Feasibility

Concept Design by FDArchitecture; For a new rural home on a sensitive site subject to Paragraph 55 of the National Planning Policy Framework, a great deal was demanded of this design. FDA’s response was to propose a building whose form, scale and material echoed, without directly replicating, the character and tradition of its setting. Instead the proposal sought to be representative of the here and now without losing sight of that tradition and detail.

Tucking into a rolling landscape of Cow Parsley covered hills and using the ground as its dressing, the house is carefully designed to be as inobtrusive as possible within the wider landscape, often virtually disappearing from sight. But where seen from other angles, it rises out of the hillside, inferring the familiar forms of traditional agricultural buildings.
Traditional architectural language has been reinterpreted, with the house comprised of two dipping and interlinking forms which challenge the understanding of what the roof and the landscape might be, allowing it to simultaneously vanish and yet be bold and modern.

Volkswagen Flagship Showroom Concept

Concept Design by FDArchitecture; Volkswagen well understand that the experience of their customer begins well before they ever drive one of their cars and exists well beyond then in the realms of memory and imagination as well as the day to day.

For a car manufacturer, time spent in the showroom can be pivotal in telling their story and providing their customers with the certainty and desire to buy into the brand.

However, Volkswagen Group (UK) considered their existing offer to lack the same potency and strength as their products so, following several successful projects with a focus on ‘customer experience’, FDArchitecture were invited by VWG (UK) to provide concept designs for their flagship West London showroom.

Our concept was to take the customer on a figurative journey which began with the arrival and ended with the hand-over of keys to a new car, and on this journey each customer is gently reminded of the depth and history of the brand, it’s permeation into the popular imagination and universally held, often warm, memories of what the brand represented.

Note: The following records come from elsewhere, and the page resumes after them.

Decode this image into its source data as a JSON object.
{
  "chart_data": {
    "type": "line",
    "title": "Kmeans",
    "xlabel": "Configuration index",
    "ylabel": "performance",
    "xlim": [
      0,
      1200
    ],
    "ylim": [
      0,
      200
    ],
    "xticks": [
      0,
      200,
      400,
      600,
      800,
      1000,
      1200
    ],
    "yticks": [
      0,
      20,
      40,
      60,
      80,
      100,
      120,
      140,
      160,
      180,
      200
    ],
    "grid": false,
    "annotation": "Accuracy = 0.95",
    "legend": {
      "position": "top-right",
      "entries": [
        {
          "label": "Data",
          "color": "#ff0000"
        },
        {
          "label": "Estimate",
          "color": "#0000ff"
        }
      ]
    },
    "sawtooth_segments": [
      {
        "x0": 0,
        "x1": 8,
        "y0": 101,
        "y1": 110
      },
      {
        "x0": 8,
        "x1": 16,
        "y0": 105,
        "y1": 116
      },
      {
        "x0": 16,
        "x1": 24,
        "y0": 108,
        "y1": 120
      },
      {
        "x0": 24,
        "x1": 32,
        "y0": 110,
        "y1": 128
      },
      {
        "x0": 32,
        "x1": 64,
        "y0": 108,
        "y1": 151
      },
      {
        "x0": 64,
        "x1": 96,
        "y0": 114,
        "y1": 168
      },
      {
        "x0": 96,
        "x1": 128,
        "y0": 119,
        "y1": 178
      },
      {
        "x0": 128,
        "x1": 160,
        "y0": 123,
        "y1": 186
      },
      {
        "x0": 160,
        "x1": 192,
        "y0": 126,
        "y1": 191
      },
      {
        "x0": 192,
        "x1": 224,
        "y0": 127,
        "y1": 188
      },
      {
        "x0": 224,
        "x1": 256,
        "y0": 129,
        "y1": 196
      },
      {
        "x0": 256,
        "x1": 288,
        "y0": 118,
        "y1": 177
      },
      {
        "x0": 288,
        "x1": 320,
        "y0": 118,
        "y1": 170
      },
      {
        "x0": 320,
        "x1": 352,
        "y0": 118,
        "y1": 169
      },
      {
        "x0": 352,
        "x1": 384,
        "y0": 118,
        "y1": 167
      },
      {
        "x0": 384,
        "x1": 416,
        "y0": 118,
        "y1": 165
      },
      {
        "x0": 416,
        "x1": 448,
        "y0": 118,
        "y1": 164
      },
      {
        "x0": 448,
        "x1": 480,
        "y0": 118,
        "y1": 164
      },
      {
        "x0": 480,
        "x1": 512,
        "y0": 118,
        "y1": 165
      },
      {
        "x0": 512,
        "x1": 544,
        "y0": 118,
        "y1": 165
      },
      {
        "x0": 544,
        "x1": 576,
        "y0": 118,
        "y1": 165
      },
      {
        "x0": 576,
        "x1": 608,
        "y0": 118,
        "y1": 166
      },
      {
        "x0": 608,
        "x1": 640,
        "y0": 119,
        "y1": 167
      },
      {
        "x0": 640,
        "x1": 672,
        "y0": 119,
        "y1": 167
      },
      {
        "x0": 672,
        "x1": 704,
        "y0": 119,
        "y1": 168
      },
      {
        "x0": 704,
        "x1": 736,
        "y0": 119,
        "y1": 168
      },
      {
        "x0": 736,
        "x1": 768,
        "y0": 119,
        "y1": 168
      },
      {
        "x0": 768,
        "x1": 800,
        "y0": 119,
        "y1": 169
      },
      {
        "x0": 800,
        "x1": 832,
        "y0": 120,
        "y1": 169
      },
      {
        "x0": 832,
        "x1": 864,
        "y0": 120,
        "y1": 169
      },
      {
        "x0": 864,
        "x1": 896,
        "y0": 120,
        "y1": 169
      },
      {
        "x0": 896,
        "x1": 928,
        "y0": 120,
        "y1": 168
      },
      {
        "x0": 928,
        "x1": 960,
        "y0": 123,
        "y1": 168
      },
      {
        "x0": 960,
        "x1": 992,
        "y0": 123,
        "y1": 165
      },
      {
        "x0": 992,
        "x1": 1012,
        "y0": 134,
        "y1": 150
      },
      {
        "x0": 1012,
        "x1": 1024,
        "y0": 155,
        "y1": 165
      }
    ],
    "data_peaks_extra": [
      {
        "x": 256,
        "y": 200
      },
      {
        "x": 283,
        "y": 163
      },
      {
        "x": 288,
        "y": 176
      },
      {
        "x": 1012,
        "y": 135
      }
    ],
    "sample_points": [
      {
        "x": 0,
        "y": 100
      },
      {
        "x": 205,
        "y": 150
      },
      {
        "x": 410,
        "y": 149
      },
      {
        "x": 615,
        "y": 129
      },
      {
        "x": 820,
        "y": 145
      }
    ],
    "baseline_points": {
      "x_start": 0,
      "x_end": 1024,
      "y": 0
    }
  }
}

FDA sought to subtly underline that vibrancy and vitality the brand then processed and draw this from past, through present and well into the future where customers were invited to enjoy how VW envisaged that future might be.

Queens Medical Centre – Retail Development

Concept Design by FDArchitecture; Following the extension of the Nottingham Express Transit [tram] system, FDArchitecture were approached to provide proposal designs for a new satellite entrance building to the Queens Medical Centre by a third party Client.

The new building was conceived to receive the public arriving and departing from the new NET tram stop being built to the south of the hospital but, crucially for the Hospital Trust, this would also provide both commercial and infrastructure opportunities for them and help them future-proof the site by providing a literal platform for the development of more clinical space at a later date.

The building design is greatly dictated by the limitations of the site conditions; it is set within an existing open court where light into existing wards must be retained, existing servicing must continue and be supplemented at street level and the elevated position of the tram line required the linkage to occur at high-level, in effect forming a sort of inhabited bridge.

Inevitably, commercial opportunities are paramount to the funding of the building and as such, along the link route, the structure principally provides high quality retail and catering offers in line with NHS guidance, but importantly it also allows for new public spaces too and these enjoy prime locations and views afforded from their high position.

FEASIBILITIES

STRONG HOUSE

The existing site was occupied by a small, dark post-war bungalow on a double-width plot which the client wished to demolish the existing building with the view to building a pair of new, contemporary home suitable for the full plot the and modern concept of what a house should be.

While there was good scope in building width the scale of the neighbouring properties is imposing and each has tall, mature trees which overshadow much of the site so the building’s orientation is primarily front to back but off-set to one side to allow client a small swimming pool on the sunniest location within the plot.
By adapting a traditional butterfly roof design and then seperating each pitch to allow the insertion of an atrium the house could easily overcome limited light a traditional roof form would have allowed. The resulting design is a simple, fluid and airy contempory home.